Bottom Row: Left Hand (Z X C V)
z x c v
The bottom row is the row most typists under-practice, and this lesson explains why that's a mistake: Z, X, C, and V are typed by reaching down from home row instead of up, and the downward motion uses a genuinely different set of small hand muscles than the upward reach you just spent two lessons building.

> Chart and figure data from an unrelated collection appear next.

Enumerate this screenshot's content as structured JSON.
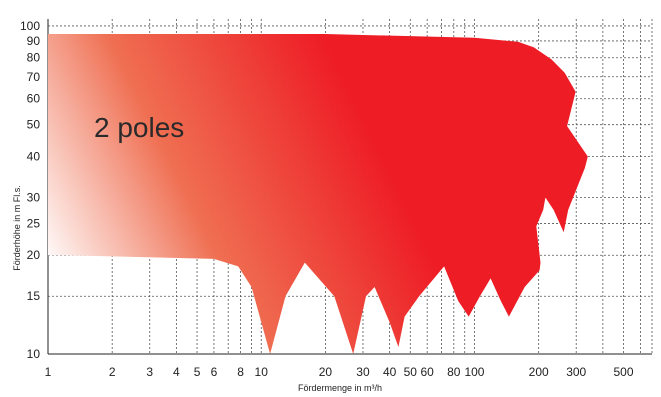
{
  "chart_data": {
    "type": "area",
    "title": "",
    "xlabel": "Fördermenge in m³/h",
    "ylabel": "Förderhöhe in m Fl.s.",
    "x_scale": "log",
    "y_scale": "log",
    "xlim": [
      1,
      680
    ],
    "ylim": [
      10,
      105
    ],
    "grid": true,
    "x_ticks": [
      1,
      2,
      3,
      4,
      5,
      6,
      8,
      10,
      20,
      30,
      40,
      50,
      60,
      80,
      100,
      200,
      300,
      500
    ],
    "y_ticks": [
      10,
      15,
      20,
      25,
      30,
      40,
      50,
      60,
      70,
      80,
      90,
      100
    ],
    "annotations": [
      {
        "text": "2 poles"
      }
    ],
    "colors": {
      "fill_start": "#ffffff",
      "fill_mid": "#ef6f52",
      "fill_end": "#ee1c25"
    },
    "region": {
      "name": "2 poles",
      "boundary": [
        [
          1,
          94.5
        ],
        [
          20,
          94.5
        ],
        [
          100,
          92
        ],
        [
          160,
          89.5
        ],
        [
          190,
          86
        ],
        [
          230,
          79
        ],
        [
          265,
          72
        ],
        [
          298,
          63
        ],
        [
          272,
          49.5
        ],
        [
          340,
          40
        ],
        [
          330,
          37
        ],
        [
          275,
          27.5
        ],
        [
          262,
          23.5
        ],
        [
          235,
          27.5
        ],
        [
          215,
          30
        ],
        [
          210,
          27.5
        ],
        [
          195,
          24.5
        ],
        [
          204,
          19
        ],
        [
          202,
          18
        ],
        [
          172,
          16
        ],
        [
          145,
          13
        ],
        [
          133,
          14.5
        ],
        [
          119,
          17
        ],
        [
          106,
          15
        ],
        [
          94,
          13
        ],
        [
          84,
          14.5
        ],
        [
          72,
          18.5
        ],
        [
          55,
          15
        ],
        [
          47,
          13
        ],
        [
          44,
          10.5
        ],
        [
          40,
          12.5
        ],
        [
          34,
          16
        ],
        [
          31,
          15
        ],
        [
          27,
          10
        ],
        [
          22,
          15
        ],
        [
          16,
          19
        ],
        [
          13,
          15
        ],
        [
          11,
          10
        ],
        [
          9,
          16
        ],
        [
          7.8,
          18.5
        ],
        [
          6,
          19.5
        ],
        [
          1.2,
          20
        ],
        [
          1,
          20
        ]
      ]
    }
  }
}
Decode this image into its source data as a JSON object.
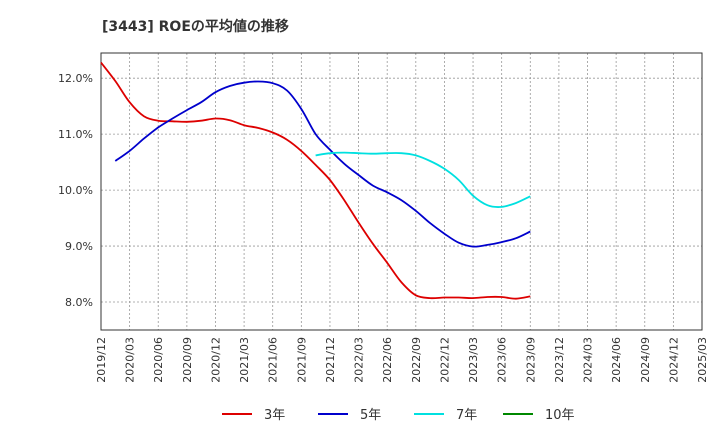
{
  "chart_data": {
    "type": "line",
    "title": "[3443]  ROEの平均値の推移",
    "xlabel": "",
    "ylabel": "",
    "ylim": [
      7.5,
      12.45
    ],
    "y_ticks": [
      8.0,
      9.0,
      10.0,
      11.0,
      12.0
    ],
    "y_tick_labels": [
      "8.0%",
      "9.0%",
      "10.0%",
      "11.0%",
      "12.0%"
    ],
    "x_tick_labels": [
      "2019/12",
      "2020/03",
      "2020/06",
      "2020/09",
      "2020/12",
      "2021/03",
      "2021/06",
      "2021/09",
      "2021/12",
      "2022/03",
      "2022/06",
      "2022/09",
      "2022/12",
      "2023/03",
      "2023/06",
      "2023/09",
      "2023/12",
      "2024/03",
      "2024/06",
      "2024/09",
      "2024/12",
      "2025/03"
    ],
    "grid": true,
    "legend_position": "bottom",
    "series": [
      {
        "name": "3年",
        "color": "#dd0000",
        "values": [
          12.28,
          11.95,
          11.57,
          11.32,
          11.24,
          11.23,
          11.22,
          11.24,
          11.28,
          11.25,
          11.16,
          11.11,
          11.03,
          10.9,
          10.7,
          10.45,
          10.18,
          9.82,
          9.42,
          9.04,
          8.7,
          8.35,
          8.12,
          8.07,
          8.08,
          8.08,
          8.07,
          8.09,
          8.09,
          8.06,
          8.1
        ]
      },
      {
        "name": "5年",
        "color": "#0000cc",
        "values": [
          null,
          10.52,
          10.7,
          10.92,
          11.12,
          11.28,
          11.43,
          11.57,
          11.75,
          11.86,
          11.92,
          11.94,
          11.91,
          11.78,
          11.45,
          11.0,
          10.72,
          10.47,
          10.27,
          10.08,
          9.96,
          9.82,
          9.63,
          9.41,
          9.22,
          9.06,
          8.99,
          9.02,
          9.07,
          9.14,
          9.26
        ]
      },
      {
        "name": "7年",
        "color": "#00e0e0",
        "values": [
          null,
          null,
          null,
          null,
          null,
          null,
          null,
          null,
          null,
          null,
          null,
          null,
          null,
          null,
          null,
          10.62,
          10.66,
          10.67,
          10.66,
          10.65,
          10.66,
          10.66,
          10.62,
          10.52,
          10.38,
          10.18,
          9.9,
          9.73,
          9.7,
          9.77,
          9.89
        ]
      },
      {
        "name": "10年",
        "color": "#008800",
        "values": []
      }
    ]
  }
}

Many self-taught typists have real, workable knowledge of the top row purely from years of casual use, but noticeably weaker familiarity with the bottom row simply because words that need it appear less often in everyday quick typing — which makes this lesson genuinely more valuable, not less, than it might first appear given how few keys it covers.
What This Lesson Trains
Z is typed by the pinky and X by the ring finger — the two weakest, least independent fingers on the hand — reaching downward, which is typically the least practiced motion of all in casual, self-taught typists (most people who never trained formally learned the top and home rows reasonably well just from frequent use, but rarely drilled Z and X specifically). Expect this lesson to feel noticeably harder than either top-row lesson, and expect your pinky and ring finger in particular to feel some genuine fatigue if you haven't specifically trained downward reaches before — that's a sign this lesson is doing exactly what it's meant to do, not a sign of a problem.
C and V, typed by the middle and index fingers, are comparatively more forgiving reaches, which makes them a reasonable place to build initial confidence in this lesson before spending extra deliberate time on Z and X specifically. If you find yourself avoiding Z and X in favor of repeating C and V because they feel easier, notice that instinct and push through it anyway — it's precisely the weaker two keys that benefit most from the extra attention.
Practice Text
QWERTY layout assumed. Backspace corrects; uncorrected errors count against net WPM.
Frequently Asked Questions
Why does this lesson feel harder than the top-row lessons?
Downward reaches from home row are genuinely less practiced by most self-taught typists than upward reaches, and Z and X specifically use the weakest fingers on the hand. Feeling this lesson as harder is a normal, expected reaction, not a sign you're doing something wrong.
Should I slow down more for this lesson than the previous ones?
Yes, deliberately. Because these are less-trained motions for most hands, prioritizing a clean, accurate reach over speed here pays off more than it did in the top-row lessons, where your fingers likely had some prior informal experience already.
Is it okay that C and V feel much easier than Z and X in this lesson?
That's a completely normal pattern, since C and V use the stronger middle and index fingers — the useful response is to notice the temptation to linger on the easier two and deliberately spend more time on Z and X instead, since those are the keys that actually need the extra practice.
Is it normal for my hand to feel more tense during this lesson than earlier ones?
Some added tension is common the first few times you deliberately reach downward from home row, since it's a less familiar motion than the upward top-row reach — consciously relaxing your hand between attempts, rather than gripping tighter, tends to help more than pushing through the tension.